While some people have issues like lactose intolerance that require eliminating food groups or nutrients, most people don’t need to go to those lengths. A healthy diet is marked by variety, balance, and moderation. Your body requires fat, protein, and carbohydrates to function. Removing one of these components may lead to nutrient deficiencies, and may even hinder weight loss, as your body lacks what it needs.

8. Myth: skipping meals is a great way to lose weight.
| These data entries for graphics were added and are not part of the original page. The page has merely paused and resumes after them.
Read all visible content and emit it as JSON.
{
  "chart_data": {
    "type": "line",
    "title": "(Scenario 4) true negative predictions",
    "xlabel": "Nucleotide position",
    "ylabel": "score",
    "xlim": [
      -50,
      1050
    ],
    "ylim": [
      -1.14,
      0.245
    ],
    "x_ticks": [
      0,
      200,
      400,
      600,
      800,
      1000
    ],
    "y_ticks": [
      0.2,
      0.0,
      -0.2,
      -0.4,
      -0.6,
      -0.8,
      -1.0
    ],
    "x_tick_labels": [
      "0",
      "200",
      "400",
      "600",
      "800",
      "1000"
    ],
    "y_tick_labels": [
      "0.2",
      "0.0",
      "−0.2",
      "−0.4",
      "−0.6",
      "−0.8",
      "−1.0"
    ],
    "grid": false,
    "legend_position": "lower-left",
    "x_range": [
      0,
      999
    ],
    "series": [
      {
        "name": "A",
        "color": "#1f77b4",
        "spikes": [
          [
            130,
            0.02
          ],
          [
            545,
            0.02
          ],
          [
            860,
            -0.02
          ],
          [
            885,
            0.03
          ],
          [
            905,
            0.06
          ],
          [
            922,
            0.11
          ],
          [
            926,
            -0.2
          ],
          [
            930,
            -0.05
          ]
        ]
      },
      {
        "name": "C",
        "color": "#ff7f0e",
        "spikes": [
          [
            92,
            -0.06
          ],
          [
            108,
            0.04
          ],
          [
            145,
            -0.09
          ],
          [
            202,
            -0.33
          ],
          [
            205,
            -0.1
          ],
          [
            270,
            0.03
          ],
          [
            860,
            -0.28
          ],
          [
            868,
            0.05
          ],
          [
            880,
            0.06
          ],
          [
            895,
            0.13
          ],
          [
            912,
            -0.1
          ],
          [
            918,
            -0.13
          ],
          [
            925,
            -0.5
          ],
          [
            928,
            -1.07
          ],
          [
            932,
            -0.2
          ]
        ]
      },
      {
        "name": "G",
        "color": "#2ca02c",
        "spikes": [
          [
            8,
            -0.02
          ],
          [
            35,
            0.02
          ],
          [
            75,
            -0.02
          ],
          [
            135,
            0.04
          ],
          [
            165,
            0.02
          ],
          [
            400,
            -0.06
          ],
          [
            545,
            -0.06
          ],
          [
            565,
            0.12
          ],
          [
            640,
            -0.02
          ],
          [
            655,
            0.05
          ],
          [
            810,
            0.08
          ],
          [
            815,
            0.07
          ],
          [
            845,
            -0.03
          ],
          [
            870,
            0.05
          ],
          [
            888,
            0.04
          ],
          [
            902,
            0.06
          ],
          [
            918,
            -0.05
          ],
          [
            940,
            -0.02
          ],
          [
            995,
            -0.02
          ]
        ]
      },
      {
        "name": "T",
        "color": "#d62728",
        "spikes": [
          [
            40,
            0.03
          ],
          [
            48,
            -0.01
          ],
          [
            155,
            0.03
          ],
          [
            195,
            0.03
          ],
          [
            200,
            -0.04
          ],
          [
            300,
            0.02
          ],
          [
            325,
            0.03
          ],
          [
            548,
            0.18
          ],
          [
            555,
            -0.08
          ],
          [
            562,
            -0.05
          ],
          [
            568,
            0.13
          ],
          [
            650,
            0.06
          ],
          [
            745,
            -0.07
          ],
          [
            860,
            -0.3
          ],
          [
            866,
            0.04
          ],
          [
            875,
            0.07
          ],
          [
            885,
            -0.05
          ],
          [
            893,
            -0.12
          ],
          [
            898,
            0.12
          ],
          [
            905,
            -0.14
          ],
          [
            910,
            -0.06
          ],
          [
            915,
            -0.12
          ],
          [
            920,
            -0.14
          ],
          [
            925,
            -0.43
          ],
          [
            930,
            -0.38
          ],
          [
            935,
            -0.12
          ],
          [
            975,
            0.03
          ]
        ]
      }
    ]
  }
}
Eating less equals less calories, which equals weight loss, right? Even though that seems logical, that’s generally not how the human body works. People who skip meals tend to feel hungrier later on and eat more than they normally would. I recommends eating small meals throughout the day to keep your energy up and maintain stable blood sugar levels, so you don’t make impulsive food choices.

9. Myth: artificial sweeteners are the answer to sugar cravings.

A healthy sugar substitute for zero calories sounds too good to be true, so of course it is. A sugar craving is a biochemical reaction, and it turns out your brain can tell the difference between real sugar and the fake stuff even when your taste buds can’t. So when you try to tame a nagging sweet tooth with artificial sweeteners, you might actually eat more of the treat because your craving isn’t getting satisfied.

10. Myth: you can eat whatever as long as you exercise.

It’s all about balance. You can’t out-exercise a bad diet, and you can’t out-diet a lack of exercise. Maintaining a healthy body is about leading a healthy lifestyle that is fed by real food and prioritizes physical activity.